Figure 6.

The SH2 domain is essential for SHF binding and inhibition of STAT3 dimerization. A) A schematic diagram of SHF and its deletion mutants. B) IP assay showing a SH2 deletion mutant (dSH2) fails to bind STAT3. 293T cells were transfected with the indicated vectors, followed by IP using Flag antibody. C) IP assay indicating the SH2 construct (SH2) binds STAT3. D) The effect of SH2 deletion mutant on STAT3 dimerization was examined in 293T cells transfected with the indicated vectors using IP assay.

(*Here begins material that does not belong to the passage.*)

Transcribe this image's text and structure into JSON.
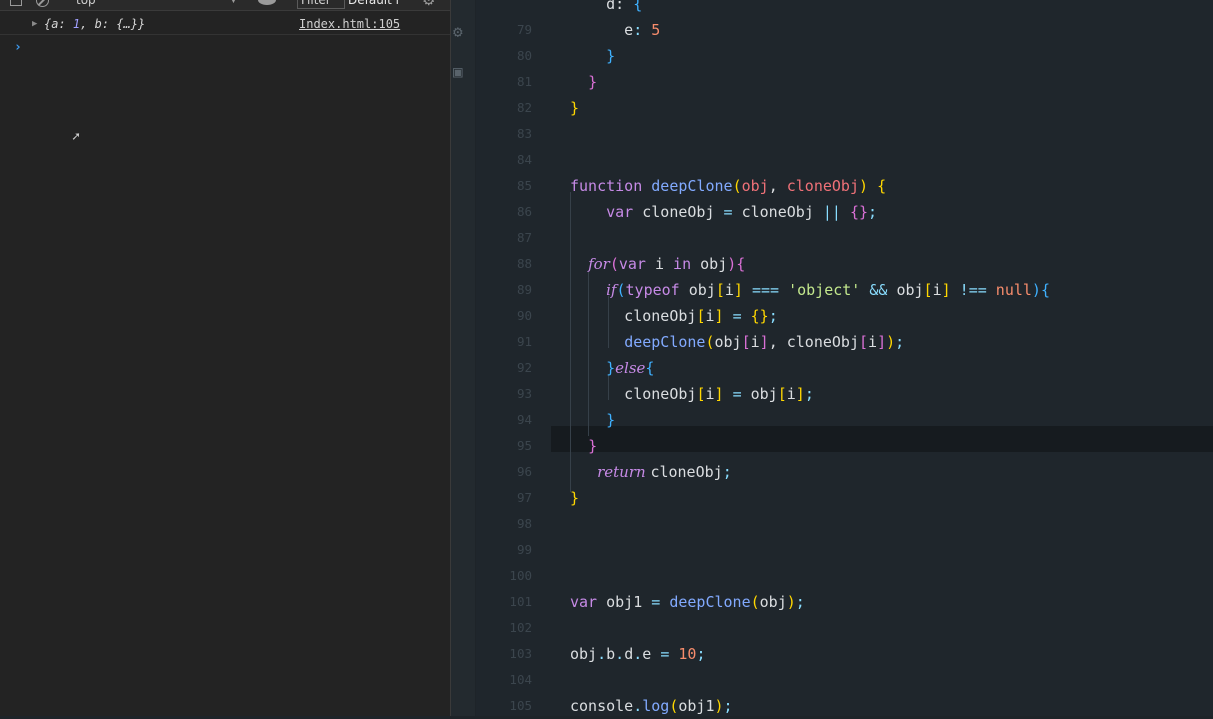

E) IP assay detecting the effect of the SH2 construct on STAT3 dimerization. The relative quantification of STAT3/DNMT1 interaction was listed. F) Luciferase assay of STAT3 transcriptional activity in the indicated cells (n = 8, two‐tailed Student's t‐test, **p < 0.01). G) IP assay detecting the effect of the SH2 construct on the interaction between STAT3 and DNMT1 in 293T cells transfected with the indicated vectors. The relative quantification of STAT3/DNMT1 interaction was listed. H) The growth curves of Mock and SH2 expressing xenograft tumors (n = 10, Student's t‐test, **p < 0.01). I) Images of excised tumors (upper) and comparison of tumors sizes (lower) at the final time point (n = 10, Student's t‐test, **p < 0.01). J) Images of EdU labeling of tumor sections (left) and statistical analysis of EdU positive cells (n = 10, Student's t‐test, *p < 0.05 **p < 0.01). K) qRT‐PCR assay measuring the expression of indicated STAT3‐targeted genes in derived tumors (n = 6, Student's t test, **p < 0.01). L) qRT‐PCR assay measuring the expression of indicted methylated genes in derived tumors (n = 6, Student's t test, **p < 0.01).